なので、例えばうちの近所の駅からハノーファーまで片道€11.6かかるので片道の切符を買うよりも1か月のパスのほうが安いという異常な状態になる。なんだけど、私のような田舎に住んでいる人は、その最寄駅までのどうするかという問題が。

あるにはありますよ。バスが。本数は少ないけどさ。そのバスだって€9パスの対象なんだから乗れる。だけど、その最寄りのバス停まで徒歩30分、さらにバスで最寄り駅まで30分(車なら最寄り駅まで15分)なんだかんだでハノーファーまで片道2時間となれば…車で行きますがな(車なら1時間かからない)…という話に当然なる。というわけで、イナカ住みの私にはこれは完全に関係のないお話になりそうです。

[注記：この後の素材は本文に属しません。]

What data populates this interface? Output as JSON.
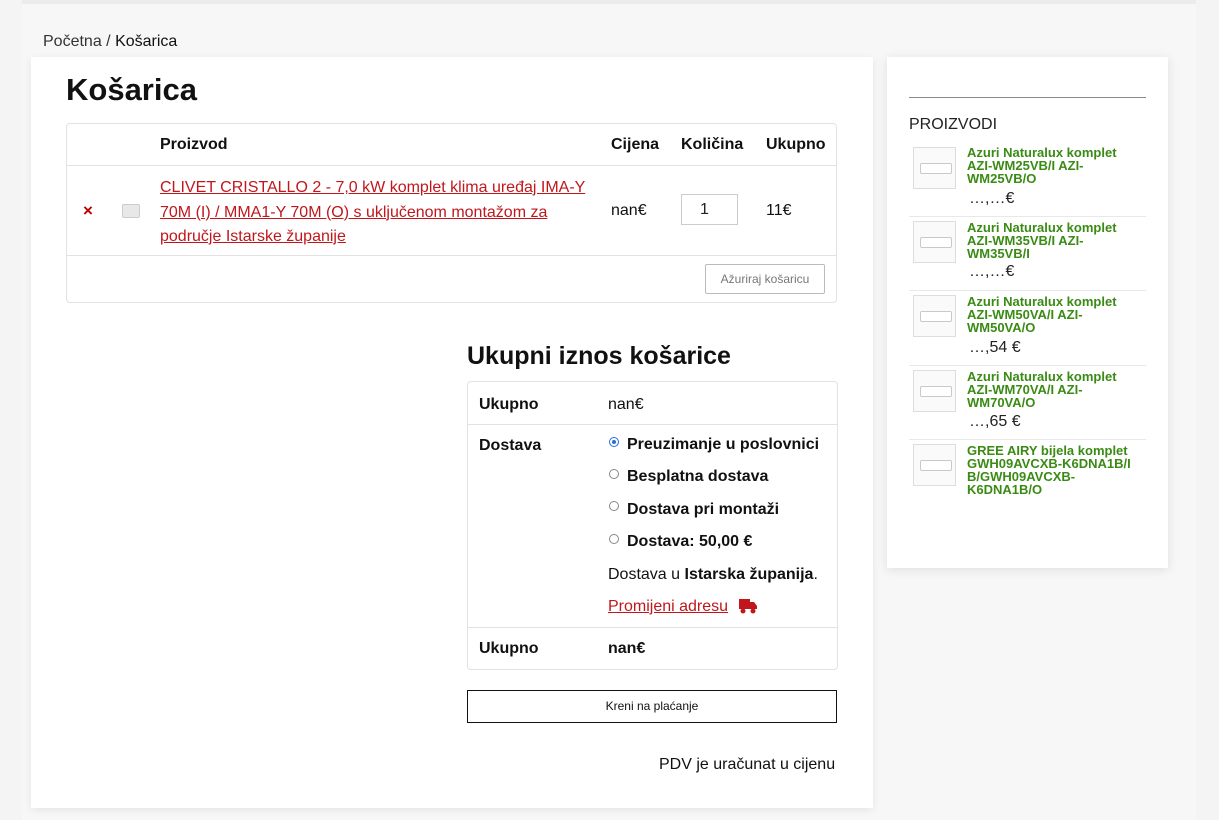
{
  "breadcrumb": {
    "home": "Početna",
    "separator": " / ",
    "current": "Košarica"
  },
  "cart": {
    "title": "Košarica",
    "headers": {
      "product": "Proizvod",
      "price": "Cijena",
      "quantity": "Količina",
      "total": "Ukupno"
    },
    "items": [
      {
        "remove": "×",
        "name": "CLIVET CRISTALLO 2 - 7,0 kW komplet klima uređaj IMA-Y 70M (I) / MMA1-Y 70M (O) s uključenom montažom za područje Istarske županije",
        "price": "nan€",
        "quantity": "1",
        "subtotal": "11€"
      }
    ],
    "update_button": "Ažuriraj košaricu"
  },
  "totals": {
    "title": "Ukupni iznos košarice",
    "subtotal_label": "Ukupno",
    "subtotal_value": "nan€",
    "shipping_label": "Dostava",
    "shipping_options": [
      {
        "label": "Preuzimanje u poslovnici",
        "selected": true
      },
      {
        "label": "Besplatna dostava",
        "selected": false
      },
      {
        "label": "Dostava pri montaži",
        "selected": false
      },
      {
        "label": "Dostava: 50,00 €",
        "selected": false
      }
    ],
    "shipping_dest_prefix": "Dostava u",
    "shipping_dest_region": "Istarska županija",
    "shipping_dest_suffix": ".",
    "change_address": "Promijeni adresu",
    "total_label": "Ukupno",
    "total_value": "nan€"
  },
  "checkout_button": "Kreni na plaćanje",
  "vat_note": "PDV je uračunat u cijenu",
  "sidebar": {
    "title": "PROIZVODI",
    "products": [
      {
        "name": "Azuri Naturalux komplet AZI-WM25VB/I AZI-WM25VB/O",
        "price": "…,…€"
      },
      {
        "name": "Azuri Naturalux komplet AZI-WM35VB/I AZI-WM35VB/I",
        "price": "…,…€"
      },
      {
        "name": "Azuri Naturalux komplet AZI-WM50VA/I AZI-WM50VA/O",
        "price": "…,54 €"
      },
      {
        "name": "Azuri Naturalux komplet AZI-WM70VA/I AZI-WM70VA/O",
        "price": "…,65 €"
      },
      {
        "name": "GREE AIRY bijela komplet GWH09AVCXB-K6DNA1B/I B/GWH09AVCXB-K6DNA1B/O",
        "price": ""
      }
    ]
  },
  "colors": {
    "accent_red": "#c0171c",
    "product_green": "#3a8b14",
    "radio_blue": "#2a6fd6"
  }
}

で、実はもうひとつこの物価高に対する政策が始まったんですよ。こちらもまた期間限定ならがガソリンがリッターあたり30セント引き(補助)

5月30日。うちの近所のスタンド。リッター€2.55…ええっと…360円?!

なにせガソリンがリッター€2.3(320円)ですよ。昨年の最安値に比べたらほぼ倍になったと思う。かくして私の車はコンパクトカーとよばれるちっちゃい車なのに満タンにしたら諭吉さんがお釣りなしで飛んでく計算なんですよ。なので、こちらは素朴にありがたい。

で6月1日になると、ホントに30セントぽんと下がりました。が…

1週間ほど経つとすでにしれーっと10セントほど値上がりしてます。これ、暖房が必要な冬になったらどうなるんでしょうね。